To test whether the coin is fair or not, we need to set up the null and alternative hypotheses.

Null hypothesis (H0): The coin is fair and balanced.
Alternative hypothesis (H1): The coin is not fair and balanced.

To determine if the coin is fair, we can use a hypothesis test and calculate the test statistic and the associated p-value.

We will use the binomial distribution to analyze the data since it involves tossing a coin that can yield a head or tail (success or failure) with equal probabilities.

The test statistic we will use in this case is the z-score. To calculate the z-score, we need to know the sample proportion of heads (p̂), expected proportion of heads for a fair coin (p), sample size (n), and standard deviation (σ).

The sample proportion of heads is p̂ = 220/400 = 0.55 (where 220 is the number of heads and 400 is the total number of tosses).

For a fair coin, the expected proportion of heads would be p = 0.5.

The standard deviation can be calculated using the formula σ = sqrt(p(1-p)/n), where p is the expected proportion of heads and n is the sample size.

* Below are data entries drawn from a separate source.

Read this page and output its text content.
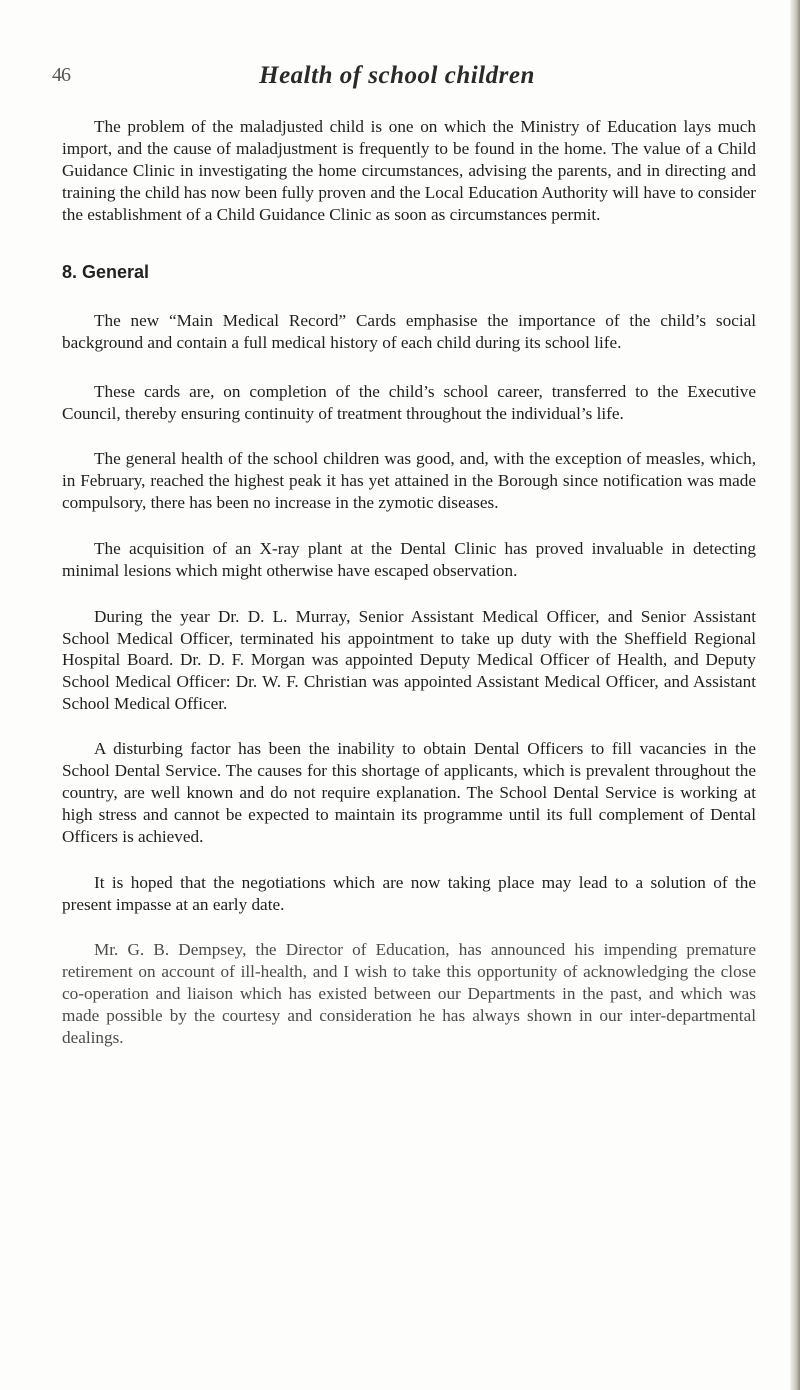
46	Health of school children

The problem of the maladjusted child is one on which the Ministry of Education lays much import, and the cause of maladjustment is frequently to be found in the home. The value of a Child Guidance Clinic in investigating the home circumstances, advising the parents, and in directing and training the child has now been fully proven and the Local Education Authority will have to consider the establishment of a Child Guidance Clinic as soon as circumstances permit.

8. General

The new “Main Medical Record” Cards emphasise the importance of the child’s social background and contain a full medical history of each child during its school life.

These cards are, on completion of the child’s school career, transferred to the Executive Council, thereby ensuring continuity of treatment throughout the individual’s life.

The general health of the school children was good, and, with the exception of measles, which, in February, reached the highest peak it has yet attained in the Borough since notification was made compulsory, there has been no increase in the zymotic diseases.

The acquisition of an X-ray plant at the Dental Clinic has proved invaluable in detecting minimal lesions which might otherwise have escaped observation.

During the year Dr. D. L. Murray, Senior Assistant Medical Officer, and Senior Assistant School Medical Officer, terminated his appointment to take up duty with the Sheffield Regional Hospital Board. Dr. D. F. Morgan was appointed Deputy Medical Officer of Health, and Deputy School Medical Officer: Dr. W. F. Christian was appointed Assistant Medical Officer, and Assistant School Medical Officer.

A disturbing factor has been the inability to obtain Dental Officers to fill vacancies in the School Dental Service. The causes for this shortage of applicants, which is prevalent throughout the country, are well known and do not require explanation. The School Dental Service is working at high stress and cannot be expected to maintain its programme until its full complement of Dental Officers is achieved.

It is hoped that the negotiations which are now taking place may lead to a solution of the present impasse at an early date.

Mr. G. B. Dempsey, the Director of Education, has announced his impending premature retirement on account of ill-health, and I wish to take this opportunity of acknowledging the close co-operation and liaison which has existed between our Departments in the past, and which was made possible by the courtesy and consideration he has always shown in our inter-departmental dealings.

Using this information, we can calculate the standard deviation:
σ = sqrt(0.5 * (1 - 0.5) / 400) = sqrt(0.25/400) = 0.025

Now, we can calculate the z-score using the formula:
z = (p̂ - p) / σ = (0.55 - 0.5) / 0.025 = 2

The critical region for the test will be determined by the significance level of 1%. Since this is a two-tailed test, we need to split the significance level between the two tails.

To find the critical z-value for a 1% significance level, we divide the significance level by 2 and look up the corresponding z-value in the standard normal distribution table.

At a significance level of 1%, the critical z-value is approximately ±2.576.

Since our calculated z-score of 2 falls within the non-critical region (-2.576 to +2.576), we fail to reject the null hypothesis.

The p-value is the probability of getting a test statistic value as extreme as the one calculated, assuming the null hypothesis is true. In this case, the p-value is the probability of getting 220 or more heads in 400 coin tosses with a fair coin.

To calculate the p-value, we use the standard normal distribution table or a statistical software. The p-value for a z-score of 2 is approximately 0.0228.

Since the p-value (0.0228) is greater than the significance level (0.01), we fail to reject the null hypothesis.

Therefore, based on the data provided, we do not have enough evidence to conclude that the coin is unfair or biased.